The recent study on thimerosal and autism was extensive. Much data and many results were included in two technical reports (nearly 400 pages total, volume 1 and volume 2). I haven’t had the time to read them thoroughly yet, but I did catch some interesting pieces of information.
The authors give the ASD prevalence (cases/1000) as a function of HMO and year of birth:
This is pretty flat. No huge increase seen over that 6 year time span. No evidence for an “epidemic”. The prevalence is about 1.1%. This is consistent with the current value quoted by the CDC.
There are remarkably a big variation by parents educational status (63% kids born to mothers who graduated from college). However, since the researchers are working with kids who are enrolled in an HMO, it seems likely this is due to some bias. I.e. the HMO participants could be better educated (and higher income) than the average.
There are indications that increasing parental age is related to increased autism risk. 36% of mothers were in the 30-34 age bracket, 35% were in the 35+ age bracket. So, about 70% of mothers were over 30 years of age. They list father’s age with different brackets, but 79% were 30 years old or older at the time of birth of their child. Again, could be some bias due to HMO membership, but a large fraction of the parents were older.

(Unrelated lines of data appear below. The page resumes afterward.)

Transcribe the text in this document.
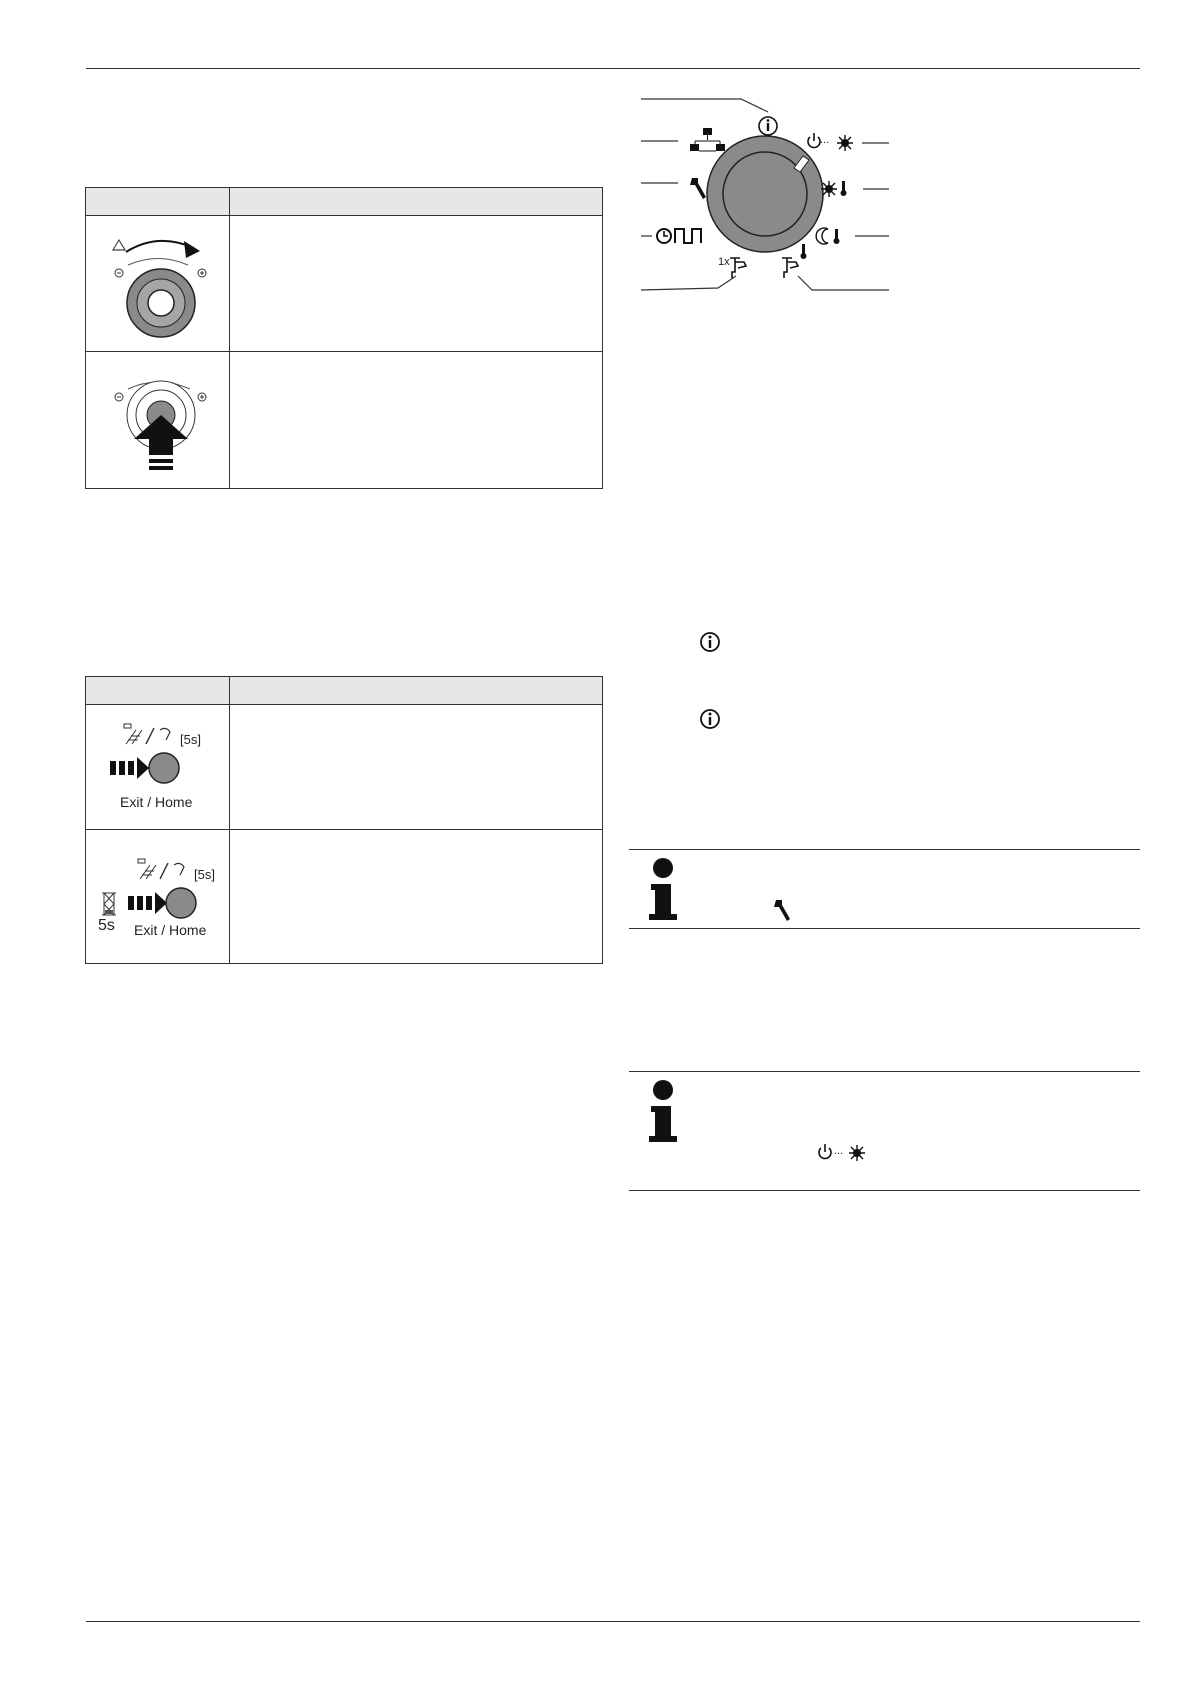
[5s]
Exit / Home
[5s]
5s Exit / Home
1x
...
...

Some children (both ASD and controls) received no vaccines. Many received vaccines but no thimerosal–i.e. all their vaccines were thimerosal free.
The use of prenatal vitamins is given as having an increased risk of autism, but the odds ratio is not given.
Being a first-born or second-born child has a significant increased risk for autism (hazard ratios of about 1.6). They may discuss this, but I don’t know right now how much of this is due to parents of autistic kids deciding not to have larger families.
One of the stranger results–there is an increased risk of autism when mothers were using prenatal vitamins with folic acid. The hazard ratio was 2.3 with a p value of 0.0176
Pica and childhood lead exposures had very high hazard ratios: 3.7. This is a good case where it is worth asking if this is causal–does pica cause autism or, as is more likely, does autism cause pica and, with it, higher lead exposures.
Poverty was slightly protective for autism (hazard ratio of 0.92). Again, one has to question if this is real or whether poverty just results in a greater likelihood that a child’s autism will be misdiagnosed.
The authors list coexisting conditions for the autistic, ASD and control children:
Epilepsy is much higher at about 5%, compared to 1.6% for controls. Reports of the prevalence of epilepsy amongst autistics are often much higher, though.
Developmental delay (by parent report) is at about 18% for autistics, compared to about 0.66% in controls.
Gi disorder prevalence is about 2% amongst autistics. It is the same (or slightly higher) for controls. This is very interesting given the anecdotal reports of a high prevalence of GI disorders amongst autistics. I suspect this will form some of the complaints about this study–some will say they aren’t looking at the correct population and that a specific study on autism/regression/GI complaints needs to be done.
Cases (those with ASD) were more likely to get thimerosal free HepB and HIB vaccines.
Infants in this study do not get flu vaccines (near zero). Unless that habit has changed dramatically in the past few years–and that most doctors are giving infants flu vaccines with thimerosal–flu vaccines are not likely to be a reason for the continued climb in autism prevalence.
There is a lot more information there. If/when I get the chance to give the reports a more thorough read I’ll post what I find.